Soon Siri's intrepid nurse Dtui and policeman Phosy cross the Mekong and pass themselves off as a refugee couple to enter the camp in Thailand that is the nexus of the plot. They are in search of the Devil's Vagina, the cryptic key of the message.

     Meanwhile Siri and Civilai find two more murder mysteries in Pakse: the electrocution of a deputy governor in his bath and the strangely mutilated corpse of a nine-year-old boy.

      Towards the end of the novel, the characters are all reunited to celebrate the seeming success of their mission. Amid much hugging and backslapping, they toast events with a bottle of real Johnnie Walker, "not the Vietnamese rebottled variety". This passage shows the type of whimsical humour that permeates the novel:

       "With Lao rice whiskey there were clear signals that it was time to stop: stomachs evacuating, eyes blurring, bottoms flatulating. But those heathen Scottish tribes had created a brew that seduced a man and forced him to consume beyond the point of logic. He would find himself floating above the clouds on the back of a giant eagle, euphorically stupid. He would be so assured of himself that even when the eagle vanished - poof! - and he was tumbling down the bleak rugged mountains of the highlands, he would still swear he was in control. He might even attempt a somersault or two as the dropped, and then splat."         

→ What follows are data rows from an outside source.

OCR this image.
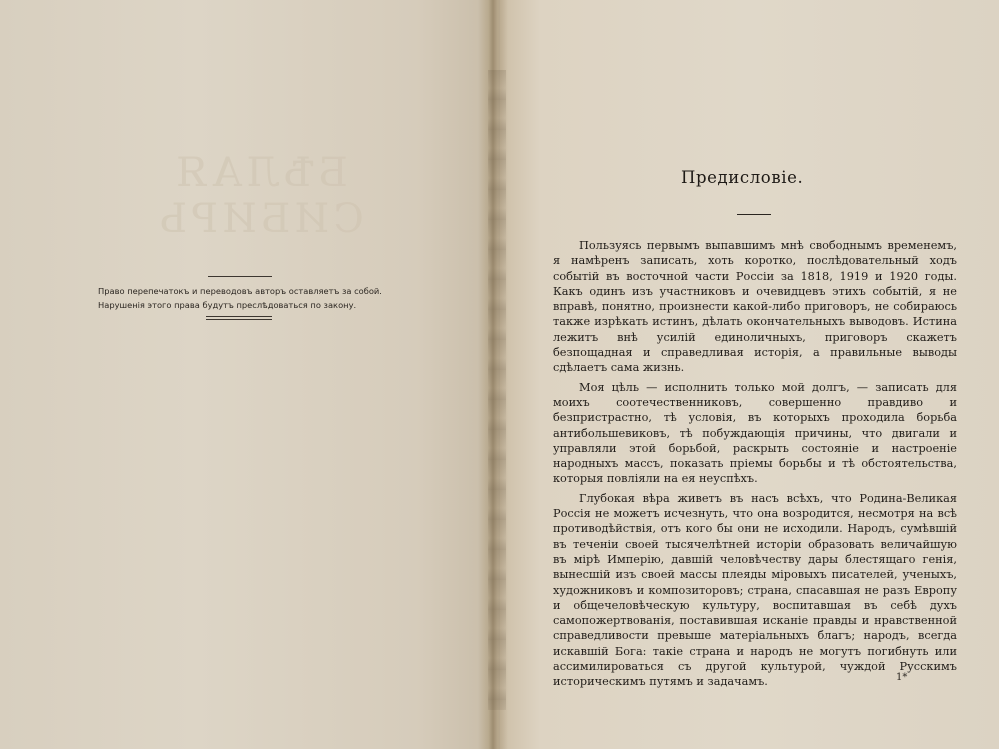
БѢЛАЯ СИБИРЬ
Право перепечатокъ и переводовъ авторъ оставляетъ за собой.
Нарушенія этого права будутъ преслѣдоваться по закону.
Предисловіе.

Пользуясь первымъ выпавшимъ мнѣ свободнымъ временемъ, я намѣренъ записать, хоть коротко, послѣдовательный ходъ событій въ восточной части Россіи за 1818, 1919 и 1920 годы. Какъ одинъ изъ участниковъ и очевидцевъ этихъ событій, я не вправѣ, понятно, произнести какой-либо приговоръ, не собираюсь также изрѣкать истинъ, дѣлать окончательныхъ выводовъ. Истина лежитъ внѣ усилій единоличныхъ, приговоръ скажетъ безпощадная и справедливая исторія, а правильные выводы сдѣлаетъ сама жизнь.

Моя цѣль — исполнить только мой долгъ, — записать для моихъ соотечественниковъ, совершенно правдиво и безпристрастно, тѣ условія, въ которыхъ проходила борьба антибольшевиковъ, тѣ побуждающія причины, что двигали и управляли этой борьбой, раскрыть состояніе и настроеніе народныхъ массъ, показать пріемы борьбы и тѣ обстоятельства, которыя повліяли на ея неуспѣхъ.

Глубокая вѣра живетъ въ насъ всѣхъ, что Родина-Великая Россія не можетъ исчезнуть, что она возродится, несмотря на всѣ противодѣйствія, отъ кого бы они не исходили. Народъ, сумѣвшій въ теченіи своей тысячелѣтней исторіи образовать величайшую въ мірѣ Имперію, давшій человѣчеству дары блестящаго генія, вынесшій изъ своей массы плеяды міровыхъ писателей, ученыхъ, художниковъ и композиторовъ; страна, спасавшая не разъ Европу и общечеловѣческую культуру, воспитавшая въ себѣ духъ самопожертвованія, поставившая исканіе правды и нравственной справедливости превыше матеріальныхъ благъ; народъ, всегда искавшій Бога: такіе страна и народъ не могутъ погибнуть или ассимилироваться съ другой культурой, чуждой Русскимъ историческимъ путямъ и задачамъ.	1*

  If this is the funniest novel of the series, it is also the saddest because it culminates in a shocking betrayal.

  "Anarchy and Old Dogs" is also a nostalgic heartbreaker as the disillusioned Siri meets Daeng, a former student comrade from his youth, an old lady now tending a noodle stall in Pakse. She shows him an album of photos from a forest youth camp in 1940 where Seri and his young beautiful wife Boua had been instructors.  

"She flipped open to the first set of pictures and Siri's mind turned eleven spinning somersaults into the page. He was back in 1940. There he was standing with his class, B5, all eighteen-year-olds in their group photo, everyone taller that Dr Siri, everyone as happy as lizards in an ant storm...

"Siri went through the photographs one by one, naming the youths, remembering exactly what activities they'd done on that particular day. But while he was studying them, he noticed something as clearly as if it had been written in headlines above each picture: enthusiasm. The kids looked at their teachers as if they could see halos. They were eating up everything. And these weren't the posed photos the PL set up for propaganda. These boys and girls were pumped up with national pride."

The ultimate heartbreak comes from the contrast between such lofty beginnings and the bloated cant, leaden inefficiency and stifling mind control of guerrillas turned apparatchiks.